Throughout the last few months, students have reported cases of mold, mice, crumbling ceilings, and frequent flooding in Howard’s on-campus housing units, and yet their pleas for living condition improvements have fallen on deaf ears.
In response to the negligence, student-led protests began on October 12 as a way to hold Howard’s administration accountable for their lack of proper care and continued complacency in the face of their students’ diminished health and opportunity for education in a safe environment.
Protesters have since called for a housing plan reform and even for current Howard leaders and financial contributors to cut ties with Corvias, the company responsible for the HBCU’s campus housing.
Last Friday, renowned sister duo and Howard royalty, Phylicia Rashad and Debbie Allen, were questioned about the protests after they attended an on-campus meeting conducted by Howard’s President, Wayne AI Frederick, in which he addressed the housing issues.
When asked about her stance on the protests and student affairs, Allen concluded, “In any country when the students don’t speak out, the nation is not doing well.”

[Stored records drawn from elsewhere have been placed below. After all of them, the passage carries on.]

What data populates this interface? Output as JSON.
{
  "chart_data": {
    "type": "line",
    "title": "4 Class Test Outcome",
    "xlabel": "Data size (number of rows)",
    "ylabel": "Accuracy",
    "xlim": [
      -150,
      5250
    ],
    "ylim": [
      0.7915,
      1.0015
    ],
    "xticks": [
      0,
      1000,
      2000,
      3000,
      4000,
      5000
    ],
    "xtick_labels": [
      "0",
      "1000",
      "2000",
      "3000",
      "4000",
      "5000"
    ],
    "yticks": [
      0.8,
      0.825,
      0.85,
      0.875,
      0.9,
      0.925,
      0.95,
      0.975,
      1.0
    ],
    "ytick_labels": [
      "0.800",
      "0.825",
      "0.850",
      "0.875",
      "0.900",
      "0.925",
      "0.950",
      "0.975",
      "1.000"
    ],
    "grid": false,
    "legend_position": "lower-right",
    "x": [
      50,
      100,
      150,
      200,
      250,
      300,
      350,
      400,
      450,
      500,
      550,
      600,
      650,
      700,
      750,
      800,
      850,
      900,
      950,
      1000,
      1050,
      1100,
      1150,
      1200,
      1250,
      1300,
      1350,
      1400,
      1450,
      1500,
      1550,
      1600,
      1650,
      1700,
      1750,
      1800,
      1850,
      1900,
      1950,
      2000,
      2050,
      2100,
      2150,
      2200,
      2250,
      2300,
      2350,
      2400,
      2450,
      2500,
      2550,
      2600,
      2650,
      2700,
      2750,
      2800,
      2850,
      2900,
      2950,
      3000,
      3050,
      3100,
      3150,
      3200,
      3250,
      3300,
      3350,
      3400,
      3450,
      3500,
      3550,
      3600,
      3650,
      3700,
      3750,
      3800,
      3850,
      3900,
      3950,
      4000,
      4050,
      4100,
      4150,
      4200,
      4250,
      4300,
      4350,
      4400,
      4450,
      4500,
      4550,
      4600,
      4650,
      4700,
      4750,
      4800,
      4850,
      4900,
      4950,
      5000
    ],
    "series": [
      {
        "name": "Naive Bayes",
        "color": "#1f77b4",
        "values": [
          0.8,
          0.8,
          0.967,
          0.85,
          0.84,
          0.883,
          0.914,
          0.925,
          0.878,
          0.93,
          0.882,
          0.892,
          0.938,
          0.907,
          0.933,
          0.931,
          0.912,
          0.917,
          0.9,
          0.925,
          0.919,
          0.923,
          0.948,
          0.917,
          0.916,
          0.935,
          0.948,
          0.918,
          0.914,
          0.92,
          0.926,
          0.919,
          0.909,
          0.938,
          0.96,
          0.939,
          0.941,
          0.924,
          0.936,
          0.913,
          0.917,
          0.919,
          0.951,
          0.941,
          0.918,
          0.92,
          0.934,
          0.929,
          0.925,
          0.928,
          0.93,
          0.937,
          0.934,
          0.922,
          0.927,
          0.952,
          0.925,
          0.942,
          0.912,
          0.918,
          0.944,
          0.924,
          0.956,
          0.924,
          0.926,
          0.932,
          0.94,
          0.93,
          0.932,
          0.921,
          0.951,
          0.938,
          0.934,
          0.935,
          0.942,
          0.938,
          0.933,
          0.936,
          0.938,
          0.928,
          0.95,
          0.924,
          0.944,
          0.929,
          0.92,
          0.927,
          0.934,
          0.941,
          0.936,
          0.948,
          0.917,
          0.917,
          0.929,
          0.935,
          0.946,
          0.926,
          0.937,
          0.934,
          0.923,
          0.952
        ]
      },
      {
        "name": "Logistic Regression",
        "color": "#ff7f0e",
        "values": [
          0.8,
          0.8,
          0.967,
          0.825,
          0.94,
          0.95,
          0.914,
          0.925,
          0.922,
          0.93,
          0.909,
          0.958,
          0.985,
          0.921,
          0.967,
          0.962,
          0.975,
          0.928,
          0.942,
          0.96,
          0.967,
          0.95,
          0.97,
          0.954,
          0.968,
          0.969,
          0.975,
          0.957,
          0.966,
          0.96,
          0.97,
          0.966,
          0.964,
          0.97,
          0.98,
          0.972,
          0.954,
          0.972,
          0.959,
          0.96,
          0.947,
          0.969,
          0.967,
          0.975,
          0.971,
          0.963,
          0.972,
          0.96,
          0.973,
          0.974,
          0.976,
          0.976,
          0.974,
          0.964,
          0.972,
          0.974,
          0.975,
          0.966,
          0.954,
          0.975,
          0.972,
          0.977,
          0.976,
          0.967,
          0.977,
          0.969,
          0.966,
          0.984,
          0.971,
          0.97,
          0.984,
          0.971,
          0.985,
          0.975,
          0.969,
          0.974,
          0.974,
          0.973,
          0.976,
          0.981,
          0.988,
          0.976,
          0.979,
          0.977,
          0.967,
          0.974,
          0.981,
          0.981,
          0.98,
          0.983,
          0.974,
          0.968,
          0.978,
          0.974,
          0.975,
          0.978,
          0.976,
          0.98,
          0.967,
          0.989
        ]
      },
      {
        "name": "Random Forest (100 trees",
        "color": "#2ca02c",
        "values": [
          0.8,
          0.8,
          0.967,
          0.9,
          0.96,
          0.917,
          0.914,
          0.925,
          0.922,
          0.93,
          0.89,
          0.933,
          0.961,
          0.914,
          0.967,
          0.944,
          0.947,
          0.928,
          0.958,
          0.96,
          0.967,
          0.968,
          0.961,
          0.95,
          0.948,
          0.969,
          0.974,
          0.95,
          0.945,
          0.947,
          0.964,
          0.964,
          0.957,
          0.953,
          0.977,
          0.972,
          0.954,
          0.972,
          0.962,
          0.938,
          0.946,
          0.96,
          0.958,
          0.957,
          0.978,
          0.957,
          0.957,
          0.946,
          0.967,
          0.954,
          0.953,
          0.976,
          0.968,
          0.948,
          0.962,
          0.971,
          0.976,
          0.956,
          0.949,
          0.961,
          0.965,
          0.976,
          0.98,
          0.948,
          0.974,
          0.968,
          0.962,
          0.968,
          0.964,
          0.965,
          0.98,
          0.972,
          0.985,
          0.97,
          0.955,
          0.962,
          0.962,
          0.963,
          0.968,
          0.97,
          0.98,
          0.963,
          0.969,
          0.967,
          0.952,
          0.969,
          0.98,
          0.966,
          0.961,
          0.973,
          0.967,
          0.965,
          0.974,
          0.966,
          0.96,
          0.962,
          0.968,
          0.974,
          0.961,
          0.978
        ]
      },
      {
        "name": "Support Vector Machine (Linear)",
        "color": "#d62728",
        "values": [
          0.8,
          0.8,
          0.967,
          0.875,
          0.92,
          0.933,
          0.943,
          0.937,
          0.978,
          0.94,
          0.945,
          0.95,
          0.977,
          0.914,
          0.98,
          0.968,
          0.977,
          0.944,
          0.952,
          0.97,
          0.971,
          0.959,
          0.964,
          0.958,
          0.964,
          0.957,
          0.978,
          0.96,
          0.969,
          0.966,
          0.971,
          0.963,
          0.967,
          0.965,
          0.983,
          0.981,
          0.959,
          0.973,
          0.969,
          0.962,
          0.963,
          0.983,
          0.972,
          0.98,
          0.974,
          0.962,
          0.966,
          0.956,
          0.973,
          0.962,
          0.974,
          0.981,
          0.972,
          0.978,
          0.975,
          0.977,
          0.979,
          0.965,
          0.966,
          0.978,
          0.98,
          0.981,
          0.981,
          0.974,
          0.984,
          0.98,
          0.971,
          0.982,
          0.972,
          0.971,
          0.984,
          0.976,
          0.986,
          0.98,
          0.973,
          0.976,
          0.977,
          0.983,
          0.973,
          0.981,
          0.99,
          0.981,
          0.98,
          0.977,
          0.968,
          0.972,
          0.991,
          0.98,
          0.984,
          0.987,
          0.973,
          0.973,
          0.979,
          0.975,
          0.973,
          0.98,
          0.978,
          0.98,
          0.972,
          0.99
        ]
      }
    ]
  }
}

Rashad, Dean of Howard’s College of Fine Arts, quickly fired back by saying, “When the students do speak out and they have been heard, and their concerns have been addressed and it’s still not enough, what about that?”
“So are their concerns being addressed?” Allen challenged without skipping a single beat.
A succinct “No” was heard from the crowd before Rashad cut off questioning and began to usher Allen inside Howard’s Fine Arts building, warning her sister, “I wouldn’t get into that if I were you.”
The disagreement came as a shock to those in the Howard community, many calling out Rashad’s lack of empathy for the students who have fought for better living conditions, but have been met with radio silence.
Allegedly, Howard protesters have not met with President Frederick to discuss further housing plan reconciliations since October 14 and many students remain camped out in tents at the university’s Blackburn University Center. Currently, it has been 27 days since the protests first began.